An avalanche of laughter came from the audience as each guest stood in the spotlight to give their "but..." story.

Deborah Frances-White, the original "guilty feminist" is an Australian-born, London-based comedian. She is best known for hosting The Guilty Feminist podcast which began touring the UK in 2021. This year, the show is set to make its way across the UK, and then fly across the world to host seven shows in New Zealand and Australia.

The podcast, started in 2015, has been downloaded over 70 million times. On launching her book in 2020, Deborah quickly had a bestseller on her hands.

As famous as it is, Thursday night's York show didn’t sell out. The audience, who were hugely welcoming, engaging and enthusiastic throughout, was made up of mostly white women over the age of 30 – but in watching the show, I think this is what was to be expected.

A small percentage of the audience were men. Again, I wasn’t surprised - it would have to be a brave man to go to one of the shows! Deborah playfully asked for straight cis-gendered man to volunteer as a "human Google" for a game in which she would ask a question and he would reply in an authoritative tone, whether he knew the answer or not. After all, she said, we all take Google at its word.

Singer/songwriter Grace Petrie entertained us with her thoughtful and punchy political songs about growing up gay and her alternative version of the National Anthem. When I caught up with her in the interval, I asked her what she made of the audience and she said: "They’re nice… I think we’ve got every feminist in York in the room!"

I'd never heard the podcast before going to the show, and was pleasantly surprised to be almost crying with laughter from the start.

Deborah, who acted as host, and interviewer, invited audience members to speak openly about a time when they had been a "good feminist". One woman was invited on to stage to share her knowledge of how to wee in the wild - the facts of which she'd turned into a publicity poster for women.

First up on the 'guest list' was comedian Jessica (Jess) Fostekew, whose comedy made light of serious subjects, both political and personal.
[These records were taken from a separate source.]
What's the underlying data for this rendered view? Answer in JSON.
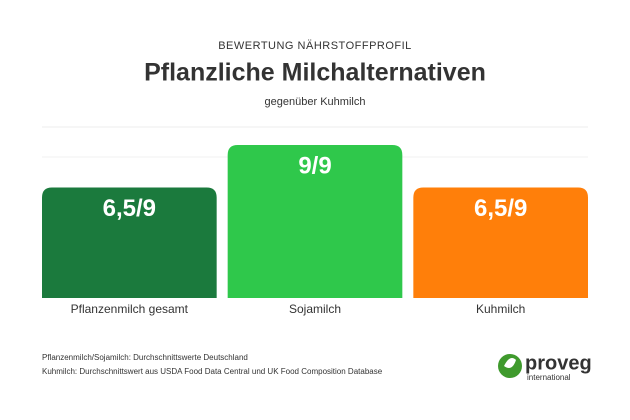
{
  "chart_data": {
    "type": "bar",
    "kicker": "BEWERTUNG NÄHRSTOFFPROFIL",
    "title": "Pflanzliche Milchalternativen",
    "subtitle": "gegenüber Kuhmilch",
    "categories": [
      "Pflanzenmilch gesamt",
      "Sojamilch",
      "Kuhmilch"
    ],
    "values": [
      6.5,
      9,
      6.5
    ],
    "value_labels": [
      "6,5/9",
      "9/9",
      "6,5/9"
    ],
    "colors": [
      "#1b7a3d",
      "#2fc84b",
      "#ff7f0a"
    ],
    "notes": [
      "Pflanzenmilch/Sojamilch: Durchschnittswerte Deutschland",
      "Kuhmilch: Durchschnittswert aus USDA Food Data Central und UK Food Composition Database"
    ]
  },
  "logo": {
    "name": "proveg",
    "tagline": "international"
  }
}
Jess covered numerous topics from lockdown to break-ups and dating again. Some of her best jokes are too rude to repeat here!

A tough act to follow, but newcomer and recent award winner Celya AB definitely did her best. The audience giggled throughout her set – and no wonder! Her jokes about faked pregnancies, and her impersonation of British people really cracked people up!

The second half opened with a widely inappropriately but absolutely hilarious set from Kiri Pritchard-McLean, a farmer's daughter who had the audience doubled over when telling us how to hide our "Prosecco pouch" (aka lockdown belly, but also named by Kiri as a 'gunt'), before presenting to the audience a custom-made bum-bag embroidered with the word.

As with the podcast's format, Deborah bought on stage a guest to talk about something a little more serious. It changed the tone from the first half, and at one point I thought they may have lost the audience. Melanie Robertson talked to Deborah and Kiri about the importance of birth and post-natal choices and care – although interesting, it was a bit of a sharp swing from the rest of the show.

They brought it back at the end, though, with Grace Petrie once again. The audience was up dancing, and a few people they picked on during the show were invited to the stage to join in a version of disco classic I Will Survive.

Overall, The Guilty Feminist was hilarious. The show was all-around inclusive, and very representational of the queer community.

After going into the audience not having listened to the podcast, or read the book, I am now going to tune in - and thoroughly recommend The Guilty Feminist to everyone (including brave men).